Мой дом на Соборной площади почти не пострадал. С крыши ссыпалась черепица, вылетели все стекла, но все же можно было жить. Я выкатил из кабинета Глашину кровать и выселил на ее половину каких-то понаехавших к ней родственников. Но Глаша, змеиная душа, вскоре отомстила…
В крещение сорок третьего ко мне вошли два фельджандарма в сопровождении бывшей кухарки.
— Вот он, господин офицер, — ткнула она пальцем в меня, — служил у большевиков. Сама видела, как он якшался с ихними начальниками. У меня и фотка есть. Посмотрите…
Она показала фельджандарму фотографию, которая висела когда-то в моем кабинете: открытие барельефа матросам революции, флагман 2-го ранга пожимает мне, автору барельефа, руку.

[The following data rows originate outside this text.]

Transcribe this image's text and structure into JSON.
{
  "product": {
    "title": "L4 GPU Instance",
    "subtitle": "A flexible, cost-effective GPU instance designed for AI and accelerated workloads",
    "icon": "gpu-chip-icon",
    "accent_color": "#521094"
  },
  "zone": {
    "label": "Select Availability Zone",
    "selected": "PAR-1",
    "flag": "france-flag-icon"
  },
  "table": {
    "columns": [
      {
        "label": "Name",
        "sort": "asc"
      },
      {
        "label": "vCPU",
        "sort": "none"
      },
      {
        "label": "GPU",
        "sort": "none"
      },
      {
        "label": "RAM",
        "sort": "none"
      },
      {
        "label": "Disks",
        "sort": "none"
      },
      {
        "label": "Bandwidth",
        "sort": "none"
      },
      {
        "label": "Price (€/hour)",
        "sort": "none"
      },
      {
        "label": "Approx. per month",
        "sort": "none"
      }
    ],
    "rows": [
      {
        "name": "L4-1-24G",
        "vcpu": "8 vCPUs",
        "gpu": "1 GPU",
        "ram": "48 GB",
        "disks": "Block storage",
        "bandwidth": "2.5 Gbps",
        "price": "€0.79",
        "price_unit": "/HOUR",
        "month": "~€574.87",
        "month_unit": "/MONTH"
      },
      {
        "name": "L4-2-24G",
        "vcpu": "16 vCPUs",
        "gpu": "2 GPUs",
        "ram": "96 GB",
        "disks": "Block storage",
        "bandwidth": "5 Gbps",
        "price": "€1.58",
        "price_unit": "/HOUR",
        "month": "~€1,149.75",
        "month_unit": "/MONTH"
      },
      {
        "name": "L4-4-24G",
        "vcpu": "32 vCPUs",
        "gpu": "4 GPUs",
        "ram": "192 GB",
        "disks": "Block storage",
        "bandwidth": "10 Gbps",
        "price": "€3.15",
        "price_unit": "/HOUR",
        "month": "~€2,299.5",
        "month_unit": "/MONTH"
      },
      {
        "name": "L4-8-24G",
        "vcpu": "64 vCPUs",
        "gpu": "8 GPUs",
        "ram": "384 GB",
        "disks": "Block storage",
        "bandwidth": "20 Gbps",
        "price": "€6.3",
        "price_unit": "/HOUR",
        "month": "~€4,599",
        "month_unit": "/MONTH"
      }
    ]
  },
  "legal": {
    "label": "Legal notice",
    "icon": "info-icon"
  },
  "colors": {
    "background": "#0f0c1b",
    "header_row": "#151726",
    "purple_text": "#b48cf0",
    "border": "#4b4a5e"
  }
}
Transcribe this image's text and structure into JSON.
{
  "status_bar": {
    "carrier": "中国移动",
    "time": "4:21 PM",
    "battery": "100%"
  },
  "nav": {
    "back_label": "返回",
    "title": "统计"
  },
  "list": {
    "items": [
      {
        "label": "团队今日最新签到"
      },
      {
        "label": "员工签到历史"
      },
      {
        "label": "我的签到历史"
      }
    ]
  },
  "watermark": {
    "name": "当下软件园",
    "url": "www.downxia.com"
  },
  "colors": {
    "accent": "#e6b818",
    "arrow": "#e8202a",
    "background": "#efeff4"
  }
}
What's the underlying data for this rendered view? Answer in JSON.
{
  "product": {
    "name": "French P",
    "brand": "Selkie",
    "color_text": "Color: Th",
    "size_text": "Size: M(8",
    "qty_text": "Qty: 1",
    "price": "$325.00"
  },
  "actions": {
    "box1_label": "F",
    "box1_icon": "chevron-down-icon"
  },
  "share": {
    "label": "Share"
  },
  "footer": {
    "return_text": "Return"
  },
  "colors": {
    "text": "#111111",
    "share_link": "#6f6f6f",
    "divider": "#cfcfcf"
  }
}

— Ком! — кивнул мне фельджандарм на дверь. — Вихадийт!
Я снова загремел в лагерь, на сей раз в немецкий. Затем меня отправили на работы в Германию. Пришли наши, освободили. Прошел проверку в фильтрационном пункте, и — о чудо! — мне разрешили ехать в Севастополь.
Я говорю «чудо», потому что на мне висел неотбытый срок за «шпионаж в пользу Турции». А может, простили, думал я, ведь победа же? А может, разобрались и поняли всю вздорность обвинения? Недолго думая, вернулся я в Севастополь с одной мыслью — разыскать Ольгу и забыть поскорее эти страшные годы. Сколько нам с ней оставалось — пять, десять лет от силы?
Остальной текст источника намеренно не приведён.